In 2020, Suarez didn’t vote for Trump, claiming that though he agreed with him on many issues, Trump was “trying to be abrasive or trying to create conflict.” Given the Biden administration’s record on inflation and the lack of support for Cuban dissidents, Suarez committed another major disservice to his constituents.

As DeSantis has entered the national spotlight, Suarez has continued to oppose him. He bought into the fearmongering that DeSantis’s so-called “Don’t Say Gay Bill” would cause discrimination against Florida’s LGBTQ community. He also refused to condemn liberal New York City Mayor Eric Adams’s campaign that encouraged people to leave Florida due to the ludicrous idea that the state is anti-gay.

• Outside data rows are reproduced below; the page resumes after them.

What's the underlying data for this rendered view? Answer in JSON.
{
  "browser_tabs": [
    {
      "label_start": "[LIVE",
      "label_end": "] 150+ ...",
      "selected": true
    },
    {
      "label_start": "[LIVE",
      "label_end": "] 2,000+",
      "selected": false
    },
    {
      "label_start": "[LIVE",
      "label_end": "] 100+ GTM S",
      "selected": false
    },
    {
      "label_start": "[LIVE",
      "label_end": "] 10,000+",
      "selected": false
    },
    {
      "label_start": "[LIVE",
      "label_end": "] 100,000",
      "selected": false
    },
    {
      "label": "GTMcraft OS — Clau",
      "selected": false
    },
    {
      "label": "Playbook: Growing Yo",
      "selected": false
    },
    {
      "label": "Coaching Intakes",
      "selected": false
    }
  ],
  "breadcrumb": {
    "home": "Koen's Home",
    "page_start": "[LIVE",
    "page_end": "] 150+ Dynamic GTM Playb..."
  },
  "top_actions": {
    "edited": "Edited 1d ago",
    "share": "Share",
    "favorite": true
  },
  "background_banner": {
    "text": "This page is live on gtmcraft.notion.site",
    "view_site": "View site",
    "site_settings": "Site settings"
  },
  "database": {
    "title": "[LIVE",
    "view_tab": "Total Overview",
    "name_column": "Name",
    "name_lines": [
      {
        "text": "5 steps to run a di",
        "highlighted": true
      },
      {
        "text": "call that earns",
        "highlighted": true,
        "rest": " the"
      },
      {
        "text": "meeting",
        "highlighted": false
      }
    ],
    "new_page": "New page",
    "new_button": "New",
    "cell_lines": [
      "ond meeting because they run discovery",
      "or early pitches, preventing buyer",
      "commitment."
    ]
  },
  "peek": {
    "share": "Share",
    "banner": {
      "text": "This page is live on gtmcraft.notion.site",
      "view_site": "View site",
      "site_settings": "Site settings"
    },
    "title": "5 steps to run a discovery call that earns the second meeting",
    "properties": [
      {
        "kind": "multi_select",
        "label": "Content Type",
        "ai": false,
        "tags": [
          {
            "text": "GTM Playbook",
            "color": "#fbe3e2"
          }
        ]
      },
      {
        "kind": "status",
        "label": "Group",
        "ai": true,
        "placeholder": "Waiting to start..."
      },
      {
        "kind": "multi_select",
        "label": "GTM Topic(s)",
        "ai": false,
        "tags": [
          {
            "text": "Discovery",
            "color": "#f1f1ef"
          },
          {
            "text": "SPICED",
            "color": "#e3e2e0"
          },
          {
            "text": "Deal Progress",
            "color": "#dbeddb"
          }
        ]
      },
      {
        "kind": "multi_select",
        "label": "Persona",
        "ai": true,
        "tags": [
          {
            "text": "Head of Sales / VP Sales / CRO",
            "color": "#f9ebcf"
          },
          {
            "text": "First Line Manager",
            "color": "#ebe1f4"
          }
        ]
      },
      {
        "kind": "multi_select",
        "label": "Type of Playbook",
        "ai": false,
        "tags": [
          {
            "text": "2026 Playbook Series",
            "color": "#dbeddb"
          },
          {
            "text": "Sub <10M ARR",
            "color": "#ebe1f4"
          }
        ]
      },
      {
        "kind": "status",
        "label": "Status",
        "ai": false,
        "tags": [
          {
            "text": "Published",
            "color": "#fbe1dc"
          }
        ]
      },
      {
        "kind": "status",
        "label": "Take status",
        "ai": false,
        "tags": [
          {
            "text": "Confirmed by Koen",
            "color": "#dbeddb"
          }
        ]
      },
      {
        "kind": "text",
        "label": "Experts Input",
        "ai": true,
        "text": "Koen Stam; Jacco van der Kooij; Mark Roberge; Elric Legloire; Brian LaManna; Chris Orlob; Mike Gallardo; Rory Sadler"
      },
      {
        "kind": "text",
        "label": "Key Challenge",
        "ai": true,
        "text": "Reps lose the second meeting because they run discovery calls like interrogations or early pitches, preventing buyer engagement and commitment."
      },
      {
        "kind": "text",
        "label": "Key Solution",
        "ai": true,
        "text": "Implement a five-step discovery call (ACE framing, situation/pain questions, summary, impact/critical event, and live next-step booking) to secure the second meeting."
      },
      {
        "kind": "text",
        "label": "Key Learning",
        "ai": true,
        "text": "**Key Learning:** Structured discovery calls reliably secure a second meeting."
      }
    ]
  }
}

The missteps continued to pile up for Suarez. He pushed a form of cryptocurrency for Miami that “lost 88 percent of its value in less than a year.” Many people invested in this currency due to Suarez’s endorsement, and they lost a lot of money.

In the last few years, Florida has rightfully gained the reputation as a state that leads the nation in conservative policy. Perhaps due to his political ambitions, Suarez has tried to cash in through editorials in Newsweek and the Wall Street Journal and appearing on Tucker Carlson, where he suggested he helped implement conservative policies. But a deeper look at Suarez’s record shows he’s the type of Republican who will cave on issues conservative voters care about, which is the last thing the conservative movement needs.

Todd Carney is a lawyer and frequent contributor to RealClearPolitics. He earned his juris doctorate from Harvard Law School.